Lucien traversa le Pont-Neuf en proie à mille réflexions. Ce qu'il avait compris de cet argot commercial lui fit deviner que, pour ces libraires, les livres étaient comme des bonnets de coton pour des bonnetiers, une marchandise à vendre cher, à acheter bon marché.



– Je me suis trompé, se dit-il frappé néanmoins du brutal et matériel aspect que prenait la littérature.

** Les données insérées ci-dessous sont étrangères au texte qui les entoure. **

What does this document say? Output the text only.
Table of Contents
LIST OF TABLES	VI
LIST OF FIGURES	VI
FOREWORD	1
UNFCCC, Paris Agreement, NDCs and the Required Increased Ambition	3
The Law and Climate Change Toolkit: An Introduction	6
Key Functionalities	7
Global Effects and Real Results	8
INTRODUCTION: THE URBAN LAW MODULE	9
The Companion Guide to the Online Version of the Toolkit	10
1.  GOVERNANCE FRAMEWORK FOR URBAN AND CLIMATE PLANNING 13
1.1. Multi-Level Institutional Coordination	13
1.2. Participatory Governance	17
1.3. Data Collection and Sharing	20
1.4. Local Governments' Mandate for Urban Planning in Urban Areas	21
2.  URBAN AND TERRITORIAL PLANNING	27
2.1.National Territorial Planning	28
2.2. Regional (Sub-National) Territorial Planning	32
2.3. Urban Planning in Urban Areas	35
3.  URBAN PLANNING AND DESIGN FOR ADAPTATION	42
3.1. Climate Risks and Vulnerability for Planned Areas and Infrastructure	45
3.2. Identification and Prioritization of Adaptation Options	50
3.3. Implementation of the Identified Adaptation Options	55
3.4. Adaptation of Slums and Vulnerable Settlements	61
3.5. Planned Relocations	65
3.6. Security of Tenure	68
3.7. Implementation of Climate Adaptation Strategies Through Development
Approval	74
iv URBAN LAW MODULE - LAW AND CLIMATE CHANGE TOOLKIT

Il avisa rue du Coq une boutique modeste devant laquelle il avait déjà passé, sur laquelle étaient peints en lettres jaunes, sur un fond vert, ces mots: DOGUEREAU, LIBRAIRE. Il se souvint d'avoir vu ces mots répétés au bas du frontispice de plusieurs des romans qu'il avait lus au cabinet littéraire de Blosse. Il entra non sans cette trépidation intérieure que cause à tous les hommes d'imagination la certitude d'une lutte. Il trouva dans la boutique un singulier vieillard, l'une des figures originales de la librairie sous l'Empire. Doguereau portait un habit noir à grandes basques carrées, et la mode taillait alors les fracs en queue de morue. Il avait un gilet d'étoffe commune à carreaux de diverses couleurs d'où pendaient, à l'endroit du gousset, une chaîne d'acier et une clef de cuivre qui jouaient sur une vaste culotte noire. La montre devait avoir la grosseur d'un oignon. Ce costume était complété par des bas drapés, couleur gris de fer, et par des souliers ornés de boucles en argent. Le vieillard avait la tête nue, décorée de cheveux grisonnants, et assez poétiquement épars. Le père Doguereau, comme l'avait surnommé Porchon, tenait par l'habit, par la culotte et par les souliers au professeur de belles-lettres, et au marchand par le gilet, la montre et les bas. Sa physionomie ne démentait point cette singulière alliance: il avait l'air magistral, dogmatique, la figure creusée du maître de rhétorique, et les yeux vifs, la bouche soupçonneuse, l'inquiétude vague du libraire.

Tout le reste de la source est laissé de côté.